When does credit insurance make sense? Payment protection insurance
When the bank approves a loan, it wants to see collateral. In addition to a sufficient income that should be above the garnishment exemption limit, many lenders offer credit insurance or residual debt insurance. This is to protect against risks such as unemployment, a long illness or the death of the main borrower and thus insolvency. But does such insurance make sense?
First, it should be noted that a residual debt insurance or installment protection insurance does not necessarily have to be taken out with the lender. The borrower can choose to hire another insurer. This gives him the opportunity to compare different offers and to choose the cheapest offer. Before taking out such insurance, however, a few things should be considered.
You should consider this with an insurance company for the loan
If it is a small consumer loan, credit insurance is usually not worth it. Disability or unemployment is often part of the contract as a risk. A premium of up to USD 800 and more may apply to loans under USD 10,000. In general, the cost of residual credit insurance depends on the amount of the loan. But the age of entry and the term of the loan contract are also decisive. This insurance premium is usually added to the loan amount as a one-off payment. This increases the loan amount and can make the loan more expensive. This can result in hidden interest that disguises the actual loan amount. It is important to know that the cost of insurance is not included in the calculation of the annual percentage rate.
Advantages and disadvantages of credit insurance
The advantage of residual debt insurance lies in unforeseen events, whereby the borrower or the relatives are sufficiently covered. In the event of a death, the outstanding loan amount is then taken over in full. As a result, the loan repayment is no longer available to the surviving dependents. If unemployment occurs or the borrower becomes unable to work, the loan amount is not taken over, but the monthly installments. This gives the borrower the opportunity to fully concentrate on finding a job. The advantage of this insurance also shows that payment is made immediately should an insured event occur.
The disadvantage of credit insurance, on the other hand, is that the insurer only receives the agreed benefits for a certain period in the event of unemployment or incapacity to work. Most are limited to a maximum of one year . After that, the borrower has to pay again. The borrower should also bear in mind that the residual debt insurance has a relatively high cost, since the health status of the borrower is not checked as with other types of insurance. This is of course also reflected in the costs. It may therefore make sense to take out occupational disability insurance separately. The cost of the residual debt insurance is added to the loan amount. This creates a higher loan amount.
When does it make sense to take out credit insurance?
Many banks also offer residual debt insurance when they take out a loan. This means that not only the lender but also the borrower has certain guarantees. The borrower may no longer be able to pay the monthly installments. However, if there is credit insurance, the due loan installments are taken over or, in the event of death, the entire loan amount. However, such insurance is not worth it if only a small loan is needed. With a higher loan amount, for example to buy a new car or buy a property, this insurance is useful. Especially when high loan amounts are involved. It is very important to secure the loan here. This can then be a residual debt insurance but also a so-called risk life insurance. However, if such an insurance already exists, this protection can be dispensed with.

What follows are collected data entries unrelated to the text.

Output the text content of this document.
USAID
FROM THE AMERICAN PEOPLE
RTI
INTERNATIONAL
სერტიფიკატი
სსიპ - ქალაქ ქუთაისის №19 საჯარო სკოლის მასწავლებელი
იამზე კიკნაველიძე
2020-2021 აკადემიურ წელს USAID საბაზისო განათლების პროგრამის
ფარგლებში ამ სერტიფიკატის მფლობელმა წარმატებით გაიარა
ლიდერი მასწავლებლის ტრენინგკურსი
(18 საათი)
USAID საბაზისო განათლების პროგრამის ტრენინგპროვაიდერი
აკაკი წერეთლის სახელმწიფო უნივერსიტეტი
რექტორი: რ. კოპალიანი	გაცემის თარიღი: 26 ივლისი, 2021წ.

Borrowers are advised not to be put under pressure when taking out credit insurance. Legislation prohibits tying a loan agreement to credit insurance, but there are still lenders who make a loan dependent on credit insurance. Under certain circumstances, credit insurance can make the loan very expensive. Therefore, a credit insurance comparison should be made. If a large loan with a long term is taken out, a residual debt insurance can be an option.
What does credit insurance cost and what should you watch out for?
The costs for residual credit insurance are staggered:
- For complete protection, for example, there are costs of around 990 dollars to 2900 dollars.
- Borrowers pay around 240 dollars for standard protection
- around 890 dollars for death.
The insurance is practically extended to the borrower. This means that there is a higher loan amount and higher interest. A comparison should be made so that unnecessarily high premiums are not paid. Because with the same performance, different contributions are shown. Anyone who decides to take out residual credit insurance should definitely pay attention to the cancellation periods. So it has happened that the loan was paid long ago, but the insurance continues. It is equally important to pay attention to the scope of services. There are insurers who only pay the installments if they are unemployed for 12 months. This was also found in the case of incapacity to work. So-called exclusion clauses are also important. This means that termination is not paid in the case of self-inflicted termination. There is also no obligation to pay for known diseases.